Pada tanaman eceng gondok nan nisbi lebih renggang dari kayu apu, belut akan menggelantung pada tangkai daun di permukaan air. Setelah melewati masa adaptasi atau sosialisasi dan belut mulai merespon pakan alami nan diberikan padanya, Anda boleh memberikan pakan protesis secara bertahap.

Pemberian pakan bisa dilakukan sedikit demi sedikit. Pakan nan diberikan berupa tepung ikan atau pakan komersial nan ditepungkan nan dicampur dengan cacing rambut dengan proporsi cacing lebih tinggi dari tepung.

Apabila belut memberikan respon positif terhadap pakan dan tak ada belut nan mati, barulah benih dipindahkan ke kolam lumpur buat dibudidayakan. Selain menggunakan kolam lumpur, pembesaran belut bisa juga dilakukan dengan hapa nan dibentangkan di atas kolam, di mana setengah bagian hapa terendam dan sisanya tetap di permukaan.

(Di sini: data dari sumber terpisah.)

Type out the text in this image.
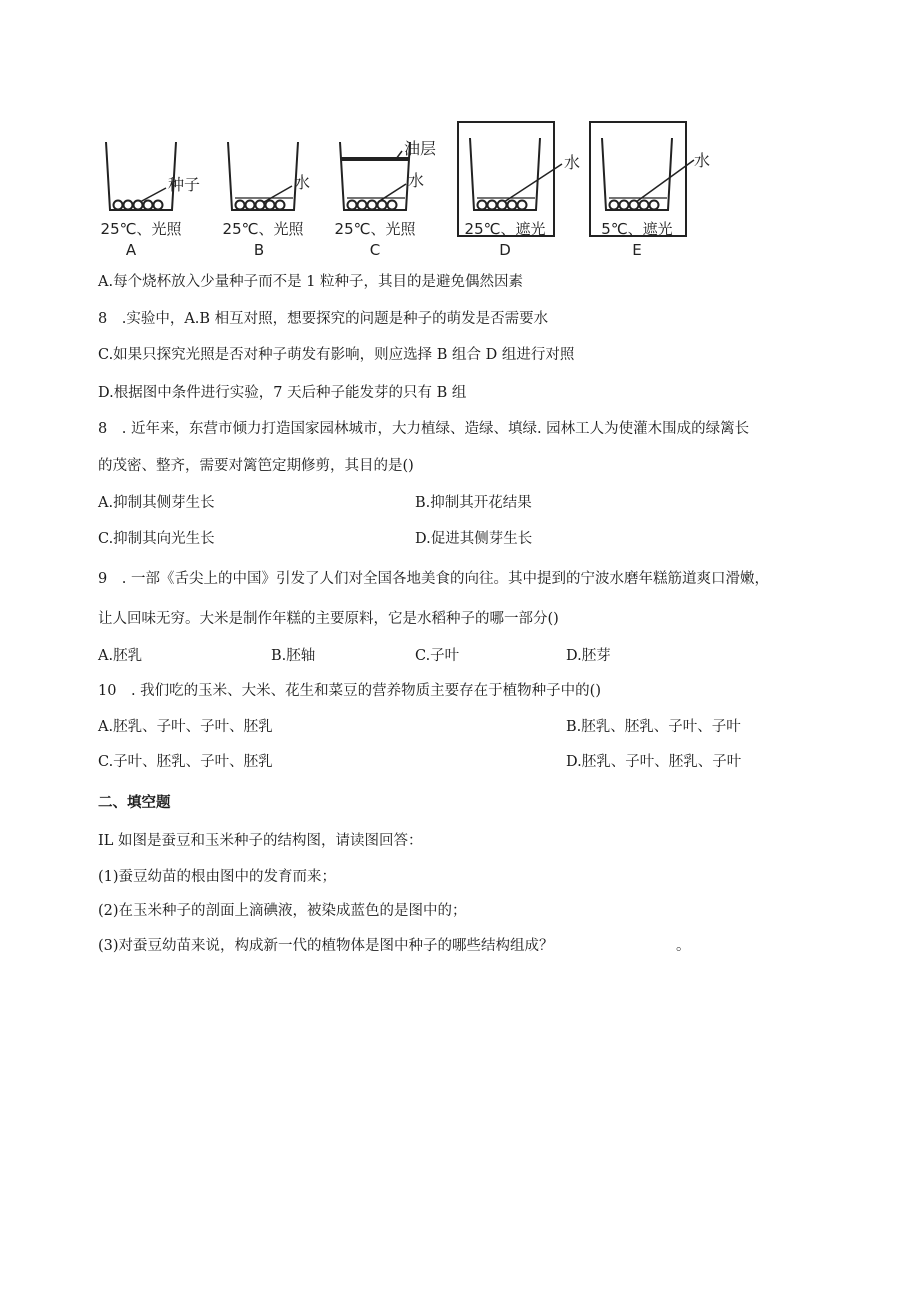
种子	水
油层
水
水	水
25℃、光照	25℃、光照 25℃、光照	25℃、遮光	5℃、遮光
A	B	C	D	E
A.每个烧杯放入少量种子而不是 1 粒种子，其目的是避免偶然因素
8　.实验中，A.B 相互对照，想要探究的问题是种子的萌发是否需要水
C.如果只探究光照是否对种子萌发有影响，则应选择 B 组合 D 组进行对照
D.根据图中条件进行实验，7 天后种子能发芽的只有 B 组
8　. 近年来，东营市倾力打造国家园林城市，大力植绿、造绿、填绿. 园林工人为使灌木围成的绿篱长
的茂密、整齐，需要对篱笆定期修剪，其目的是()
A.抑制其侧芽生长	B.抑制其开花结果
C.抑制其向光生长	D.促进其侧芽生长
9　. 一部《舌尖上的中国》引发了人们对全国各地美食的向往。其中提到的宁波水磨年糕筋道爽口滑嫩，
让人回味无穷。大米是制作年糕的主要原料，它是水稻种子的哪一部分()
A.胚乳	B.胚轴	C.子叶	D.胚芽
10　. 我们吃的玉米、大米、花生和菜豆的营养物质主要存在于植物种子中的()
A.胚乳、子叶、子叶、胚乳	B.胚乳、胚乳、子叶、子叶
C.子叶、胚乳、子叶、胚乳	D.胚乳、子叶、胚乳、子叶
二、填空题
IL 如图是蚕豆和玉米种子的结构图，请读图回答：
(1)蚕豆幼苗的根由图中的发育而来；
(2)在玉米种子的剖面上滴碘液，被染成蓝色的是图中的；
(3)对蚕豆幼苗来说，构成新一代的植物体是图中种子的哪些结构组成？	。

Pembesaran dengan menggunakan hapa memberikan hasil nan lebih baik dibanding menggunakan bak plastik. Hsl ini bisa terlihat dari taraf stres belut lebih kecil dengan kelangsungan hayati tinggi. Sebaiknya,. hapa nan digunakan berukuran x1x1 meter dengan kepadatan 50-100 ekor. Dengan melakukan hal ini maka taraf hidupnya mencapai 80 %.

Namun sayangnya pemberian pakan protesis tak 100% memberikan respon positif terhadap pertumbuhan belut. Adapun keberadaan pakan alami masih sangat terbatas. Padahal buat budi daya belut skala besar dibutuhkan jumlah pakan nan tak sedikit.

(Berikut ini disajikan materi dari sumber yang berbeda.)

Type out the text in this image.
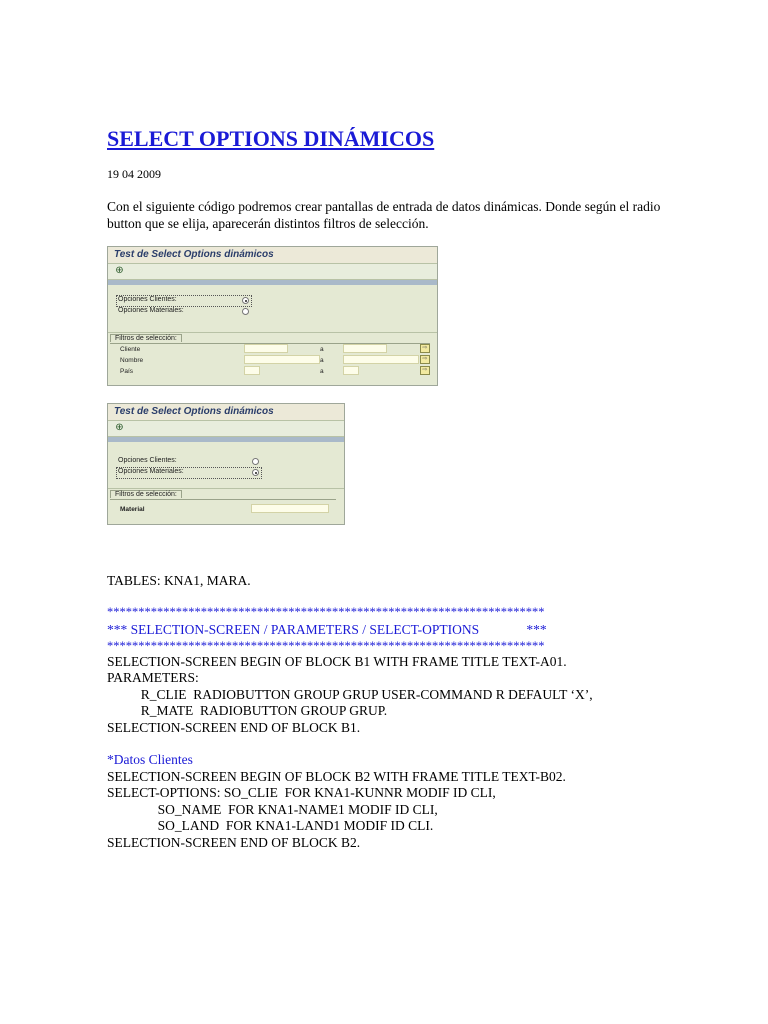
SELECT OPTIONS DINÁMICOS
19 04 2009

Con el siguiente código podremos crear pantallas de entrada de datos dinámicas. Donde según el radio button que se elija, aparecerán distintos filtros de selección.

Test de Select Options dinámicos
⊕
Opciones Clientes:
Opciones Materiales:
Filtros de selección:
Cliente	a	⇨
Nombre	a	⇨
País	a	⇨
Test de Select Options dinámicos
⊕
Opciones Clientes:
Opciones Materiales:
Filtros de selección:
Material
TABLES: KNA1, MARA.
**********************************************************************
*** SELECTION-SCREEN / PARAMETERS / SELECT-OPTIONS              ***
**********************************************************************
SELECTION-SCREEN BEGIN OF BLOCK B1 WITH FRAME TITLE TEXT-A01.
PARAMETERS:
R_CLIE  RADIOBUTTON GROUP GRUP USER-COMMAND R DEFAULT ‘X’,
R_MATE  RADIOBUTTON GROUP GRUP.
SELECTION-SCREEN END OF BLOCK B1.
*Datos Clientes
SELECTION-SCREEN BEGIN OF BLOCK B2 WITH FRAME TITLE TEXT-B02.
SELECT-OPTIONS: SO_CLIE  FOR KNA1-KUNNR MODIF ID CLI,
SO_NAME  FOR KNA1-NAME1 MODIF ID CLI,
SO_LAND  FOR KNA1-LAND1 MODIF ID CLI.
SELECTION-SCREEN END OF BLOCK B2.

Ternyata permasalahan budidaya belut tak hanya pada ketersediaan pakan, namun juga ketersediaan benih hasil penangkaran. Hingga saat ini belum ada teknik memijahkan belut nan memberikan hasil optimal. Salah satu permasalahannya ialah sebab belut diyakini memiliki kelamin ganda atau hermaphrodit.

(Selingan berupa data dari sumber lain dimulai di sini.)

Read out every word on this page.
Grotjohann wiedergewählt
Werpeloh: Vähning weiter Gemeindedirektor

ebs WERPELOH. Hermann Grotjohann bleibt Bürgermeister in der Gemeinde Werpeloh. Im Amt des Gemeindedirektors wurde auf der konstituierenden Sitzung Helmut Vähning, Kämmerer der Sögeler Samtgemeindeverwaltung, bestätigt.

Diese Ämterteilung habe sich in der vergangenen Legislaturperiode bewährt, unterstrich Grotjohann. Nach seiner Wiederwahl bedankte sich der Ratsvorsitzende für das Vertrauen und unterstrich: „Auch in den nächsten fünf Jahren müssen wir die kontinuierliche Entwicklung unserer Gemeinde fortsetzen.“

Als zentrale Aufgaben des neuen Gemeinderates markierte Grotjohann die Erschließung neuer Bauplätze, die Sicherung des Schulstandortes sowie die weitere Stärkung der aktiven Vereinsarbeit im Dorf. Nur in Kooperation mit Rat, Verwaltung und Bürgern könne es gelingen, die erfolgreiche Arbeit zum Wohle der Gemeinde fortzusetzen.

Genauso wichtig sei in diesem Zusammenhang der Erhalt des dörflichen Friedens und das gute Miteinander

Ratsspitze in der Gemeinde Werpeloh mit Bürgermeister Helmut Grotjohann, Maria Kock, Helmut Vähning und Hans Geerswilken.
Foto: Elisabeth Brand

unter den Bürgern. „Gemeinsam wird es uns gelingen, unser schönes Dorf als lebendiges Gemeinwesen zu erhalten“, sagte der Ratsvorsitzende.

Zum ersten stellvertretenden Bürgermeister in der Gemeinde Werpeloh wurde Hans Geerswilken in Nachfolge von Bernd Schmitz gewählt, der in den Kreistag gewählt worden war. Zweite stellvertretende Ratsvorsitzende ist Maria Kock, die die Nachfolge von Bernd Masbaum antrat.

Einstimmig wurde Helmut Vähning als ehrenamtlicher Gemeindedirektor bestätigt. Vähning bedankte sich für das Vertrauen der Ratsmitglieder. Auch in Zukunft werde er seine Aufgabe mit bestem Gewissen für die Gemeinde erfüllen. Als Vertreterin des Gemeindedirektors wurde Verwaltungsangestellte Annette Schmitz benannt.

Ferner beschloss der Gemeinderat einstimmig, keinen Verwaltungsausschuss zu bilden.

Bahkan, benih hasil penangkaran di kolam lumpur pun belum terkontrol berdasarkan jumlah dan ukurannya. Untuk itu, dibutuhkan kolaborasi antara pemerintah dan petani buat proses pengembangan budi daya belut ini.

Masalah lain nan timbul dalam budidaya belut ini, terutama masalah nan terjadi pada kolam lumpur, antara lain sebagai berikut.

  1. Lumpurnya menjadi memadat
  1. Jerami dan batang pisang tak dapat membusuk dan hancur
  1. Media nan digunakan tak mampu menghasilkan cacing lor sawah nan merupakan cadangan makanan
  1. Setelah masa tanam empat bulan ternyata tak ada belut nan dihasilkan (belut wafat semua)
  1. Hasil panen tak beragam

Banyaknya hambatan dan permasalahan pada budi daya belut telah menyurutkan mental sebagian petani belut sehingga banyak dari mereka akhirnya beralih pada komoditi lain. Padahal sebenarnya bisnis ini sangat menjanjikan dan menawarkan peluang usaha nan luas demi pengembangannya.

Pengembangan budi daya belut diharapkan bisa menumbuhkan lapangan usaha baru bagi masyarakat. Selain itu, diharapkan bisnis belut olahan semakin banyak dan berkembang sehingga seemakin banyak makanan nan dihasilkan dari olahan belut ini.